Johnny (played by Van Hughes) is a clueless young man in suburbia in the post 9/11 world. His friends, Will (played by Justin Guarini – yes, that Justin Guarini of American Idol fame) and Tunny (played by David Larsen), are supposed to join him in the city, where they either chase their dreams (as they hope) or continue their lethargic and meaningless lives (as it might actually turn out to be).
Will, however, is stuck in suburbia, having gotten his girlfriend pregnant (and, staying behind doesn’t mean he’s actually being responsible, as Heather the girlfriend, played by Jenna De Waal, learns the hard way). Tunny couldn’t hack it in the city, and joins the army – and finds that Iraq ain’t what it was cracked up to be. And, Johnny – well, let’s just say that you can’t just go to the city without some real thought about you’re doing there.

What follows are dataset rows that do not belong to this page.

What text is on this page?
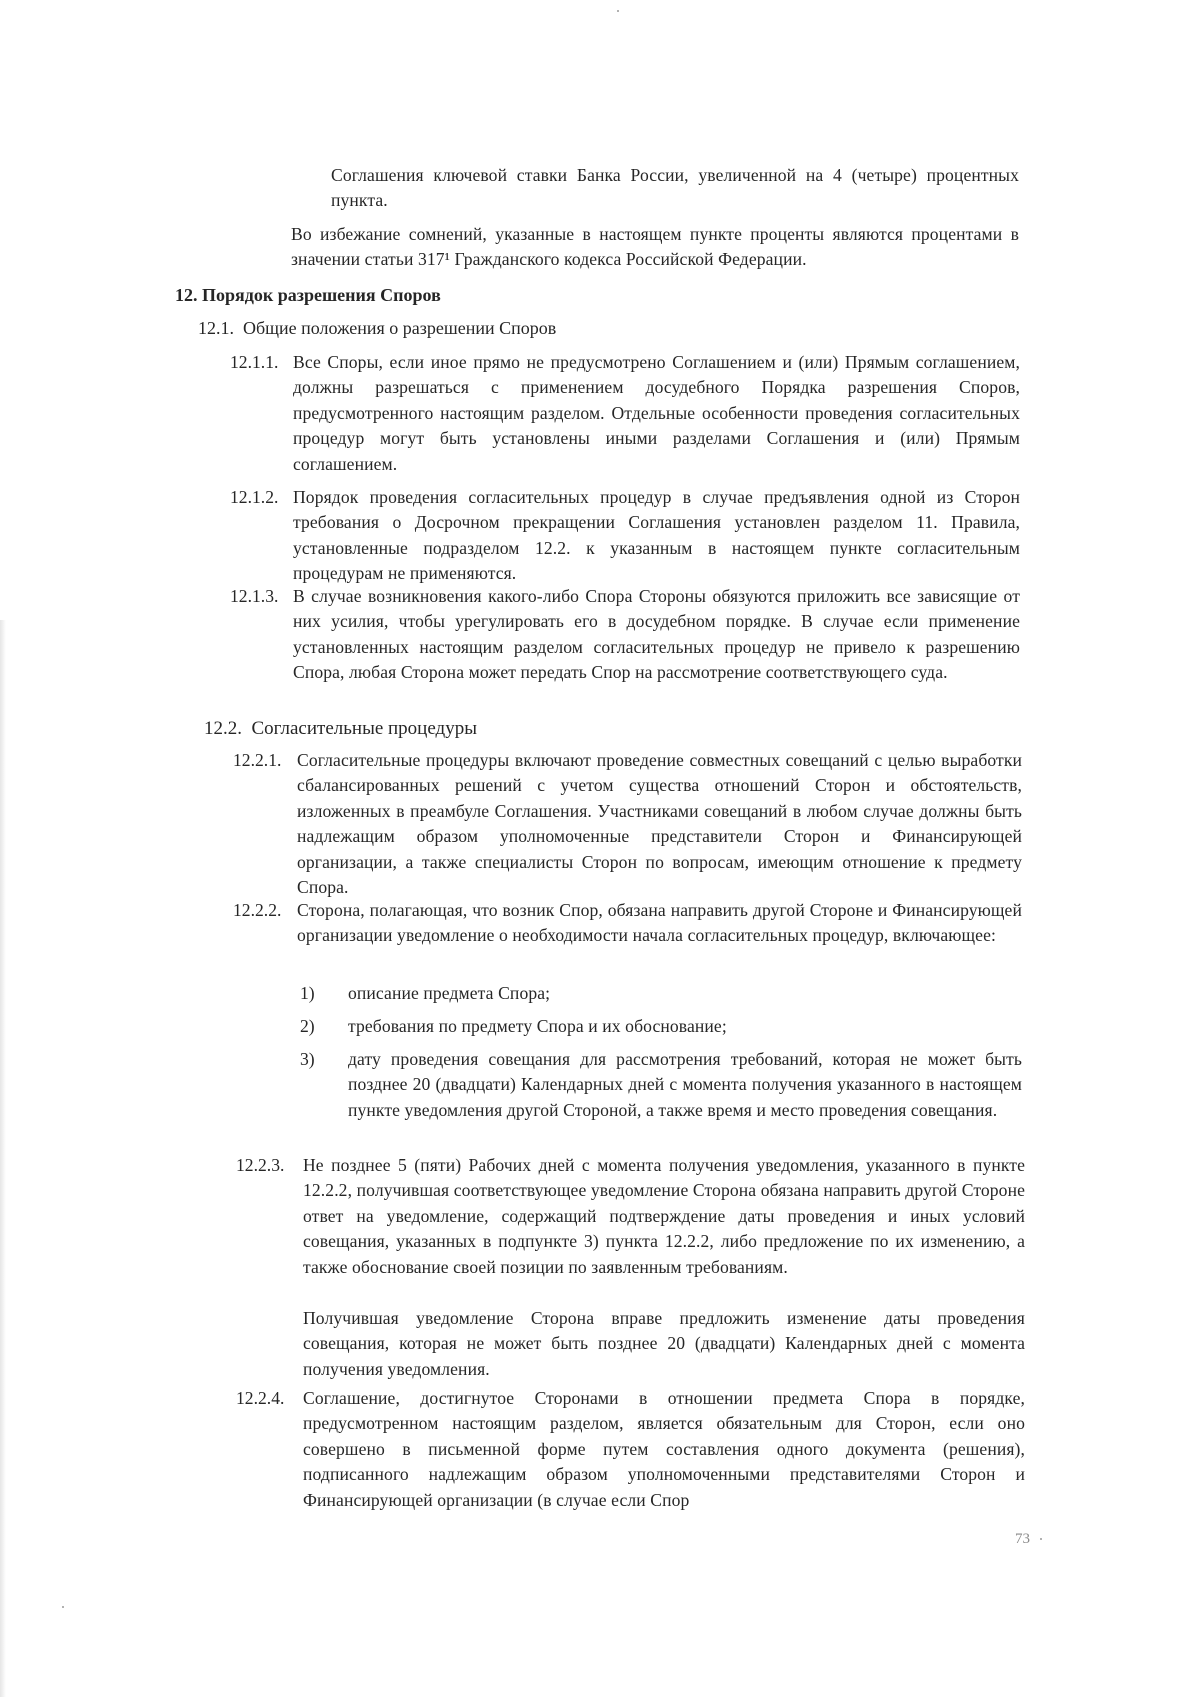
Соглашения ключевой ставки Банка России, увеличенной на 4 (четыре) процентных пункта.
Во избежание сомнений, указанные в настоящем пункте проценты являются процентами в значении статьи 317¹ Гражданского кодекса Российской Федерации.
12. Порядок разрешения Споров
12.1. Общие положения о разрешении Споров
12.1.1. Все Споры, если иное прямо не предусмотрено Соглашением и (или) Прямым соглашением, должны разрешаться с применением досудебного Порядка разрешения Споров, предусмотренного настоящим разделом. Отдельные особенности проведения согласительных процедур могут быть установлены иными разделами Соглашения и (или) Прямым соглашением.
12.1.2. Порядок проведения согласительных процедур в случае предъявления одной из Сторон требования о Досрочном прекращении Соглашения установлен разделом 11. Правила, установленные подразделом 12.2. к указанным в настоящем пункте согласительным процедурам не применяются.
12.1.3. В случае возникновения какого-либо Спора Стороны обязуются приложить все зависящие от них усилия, чтобы урегулировать его в досудебном порядке. В случае если применение установленных настоящим разделом согласительных процедур не привело к разрешению Спора, любая Сторона может передать Спор на рассмотрение соответствующего суда.
12.2. Согласительные процедуры
12.2.1. Согласительные процедуры включают проведение совместных совещаний с целью выработки сбалансированных решений с учетом существа отношений Сторон и обстоятельств, изложенных в преамбуле Соглашения. Участниками совещаний в любом случае должны быть надлежащим образом уполномоченные представители Сторон и Финансирующей организации, а также специалисты Сторон по вопросам, имеющим отношение к предмету Спора.
12.2.2. Сторона, полагающая, что возник Спор, обязана направить другой Стороне и Финансирующей организации уведомление о необходимости начала согласительных процедур, включающее:
1) описание предмета Спора;
2) требования по предмету Спора и их обоснование;
3) дату проведения совещания для рассмотрения требований, которая не может быть позднее 20 (двадцати) Календарных дней с момента получения указанного в настоящем пункте уведомления другой Стороной, а также время и место проведения совещания.
12.2.3. Не позднее 5 (пяти) Рабочих дней с момента получения уведомления, указанного в пункте 12.2.2, получившая соответствующее уведомление Сторона обязана направить другой Стороне ответ на уведомление, содержащий подтверждение даты проведения и иных условий совещания, указанных в подпункте 3) пункта 12.2.2, либо предложение по их изменению, а также обоснование своей позиции по заявленным требованиям.
Получившая уведомление Сторона вправе предложить изменение даты проведения совещания, которая не может быть позднее 20 (двадцати) Календарных дней с момента получения уведомления.
12.2.4. Соглашение, достигнутое Сторонами в отношении предмета Спора в порядке, предусмотренном настоящим разделом, является обязательным для Сторон, если оно совершено в письменной форме путем составления одного документа (решения), подписанного надлежащим образом уполномоченными представителями Сторон и Финансирующей организации (в случае если Спор
73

Green Day’s Billie Joe Armstrong is in the cast as St. Jimmy (see the Jan. 2011 commentary by NY Times’ Charles Isherwood on that). St. Jimmy is either an actual drug pusher, who’s destroying Johnny, or else he’s the figment in Johnny’s mind – Johnny’s own alter ego preventing him from pursuing a real life. Either way, Billie Joe had some pretty good sinister humor.

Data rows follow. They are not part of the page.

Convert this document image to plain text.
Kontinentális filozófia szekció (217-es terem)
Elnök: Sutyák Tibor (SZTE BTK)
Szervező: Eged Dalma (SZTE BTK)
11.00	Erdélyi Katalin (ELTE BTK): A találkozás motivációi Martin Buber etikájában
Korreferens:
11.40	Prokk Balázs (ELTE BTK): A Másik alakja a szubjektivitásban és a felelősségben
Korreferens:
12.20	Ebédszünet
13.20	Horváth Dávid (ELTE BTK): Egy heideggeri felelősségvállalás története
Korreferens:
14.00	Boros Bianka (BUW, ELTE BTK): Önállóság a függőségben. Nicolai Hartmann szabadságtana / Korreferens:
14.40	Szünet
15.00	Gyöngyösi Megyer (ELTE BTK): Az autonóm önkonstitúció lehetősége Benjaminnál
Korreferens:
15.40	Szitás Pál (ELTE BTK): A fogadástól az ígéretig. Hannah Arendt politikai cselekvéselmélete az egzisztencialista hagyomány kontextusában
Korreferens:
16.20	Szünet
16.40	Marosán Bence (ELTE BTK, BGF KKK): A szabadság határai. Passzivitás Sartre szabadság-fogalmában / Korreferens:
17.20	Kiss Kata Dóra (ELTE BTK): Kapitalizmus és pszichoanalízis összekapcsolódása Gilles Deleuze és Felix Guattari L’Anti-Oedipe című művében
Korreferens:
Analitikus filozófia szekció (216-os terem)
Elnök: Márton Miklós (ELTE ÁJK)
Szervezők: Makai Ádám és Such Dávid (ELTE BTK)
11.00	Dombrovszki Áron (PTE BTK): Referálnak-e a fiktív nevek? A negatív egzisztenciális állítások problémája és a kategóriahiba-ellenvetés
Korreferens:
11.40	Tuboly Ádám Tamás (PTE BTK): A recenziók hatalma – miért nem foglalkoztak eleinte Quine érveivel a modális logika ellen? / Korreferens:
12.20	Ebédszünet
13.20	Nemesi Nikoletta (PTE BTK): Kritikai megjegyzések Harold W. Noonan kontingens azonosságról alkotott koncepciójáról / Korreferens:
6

I thought that Tunny’s story was powerfully poignant, even if it is the typical story of the military guy who got into something way over his head and then redeemed by (what else?) the power of love (but, if you think about it, that adventure in the army gave Tunny specifically something far more than what the dystopia of suburbia ever did). I’ll concede that I probably enjoyed Tunny’s story because the actor, David Larsen, was kind of cute, nicely portrayed his character’s sadness, and had such a great voice – and he had a nice chemistry with the Extraordinary Girl, played by Libby Winters, the army nurse who helps Tunny get some mojo back.
Justin Guarini was pretty good (then again, as much derision that poor guy got in the after effects of season 1 of American Idol, I always thought that Broadway would have been more his thing than anything else in the mad world of pop music).

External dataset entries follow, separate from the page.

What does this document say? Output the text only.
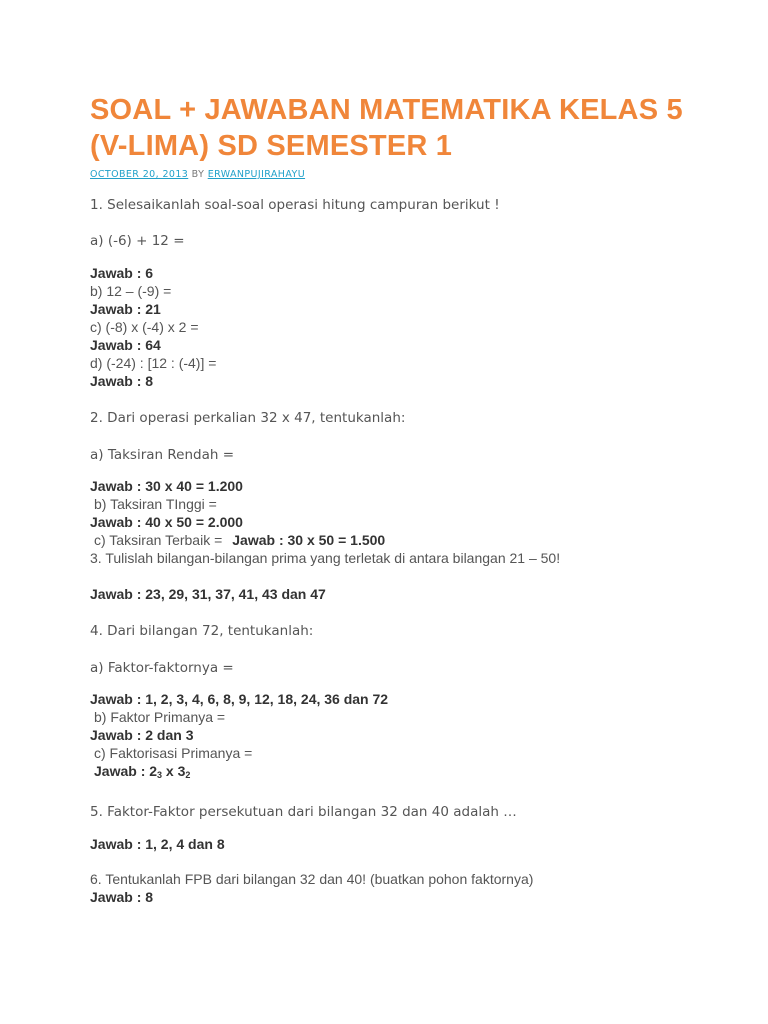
SOAL + JAWABAN MATEMATIKA KELAS 5 (V-LIMA) SD SEMESTER 1
OCTOBER 20, 2013 BY ERWANPUJIRAHAYU

1. Selesaikanlah soal-soal operasi hitung campuran berikut !

a) (-6) + 12 =

Jawab : 6

b) 12 – (-9) =

Jawab : 21

c) (-8) x (-4) x 2 =

Jawab : 64

d) (-24) : [12 : (-4)] =

Jawab : 8

2. Dari operasi perkalian 32 x 47, tentukanlah:

a) Taksiran Rendah =

Jawab : 30 x 40 = 1.200

b) Taksiran TInggi =

Jawab : 40 x 50 = 2.000

c) Taksiran Terbaik = Jawab : 30 x 50 = 1.500

3. Tulislah bilangan-bilangan prima yang terletak di antara bilangan 21 – 50!

Jawab : 23, 29, 31, 37, 41, 43 dan 47

4. Dari bilangan 72, tentukanlah:

a) Faktor-faktornya =

Jawab : 1, 2, 3, 4, 6, 8, 9, 12, 18, 24, 36 dan 72

b) Faktor Primanya =

Jawab : 2 dan 3

c) Faktorisasi Primanya =

Jawab : $2_3$ x $3_2$

5. Faktor-Faktor persekutuan dari bilangan 32 dan 40 adalah …

Jawab : 1, 2, 4 dan 8

6. Tentukanlah FPB dari bilangan 32 dan 40! (buatkan pohon faktornya)

Jawab : 8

Rebecca Naomi Jones as WhatsHerName (the girl who was Johnny’s lost love – lost because he couldn’t keep her and she wasn’t going to stick with him and his pointlessness) was terrific with her energy and tragedy. If anything, I kind of thought that the stories of the women got lost (and Extraordinary Girl was more a symbol than an actual character). The rest of the cast were quite talented (Joshua Henry as the guy who attracts Tunny into the army was ridiculously charismatic; maybe that was why Tunny ended up in the army), and I liked that the cast came in various shapes and sizes.
The stories of the three guys might be thin (well, it is a musical – musicals do get thin on plot) and the musical was otherwise was a nice reminder that the Green Day album, “American Idiot” was a pretty good album (while trying to be a show, not a concert). And, the musical does make you wonder about this generation – my generation? – and whether it’ll actually do something good in this world.
Go ahead and see if you catch “American Idiot” before it closes. Decently entertaining (even if it isn’t the greatest pop musical on Broadway, not with the way the women got lost as they did. The great pop musical might actually be… “The Book of Mormon,” at the moment, which I haven’t seen, but the hype seems pretty real…).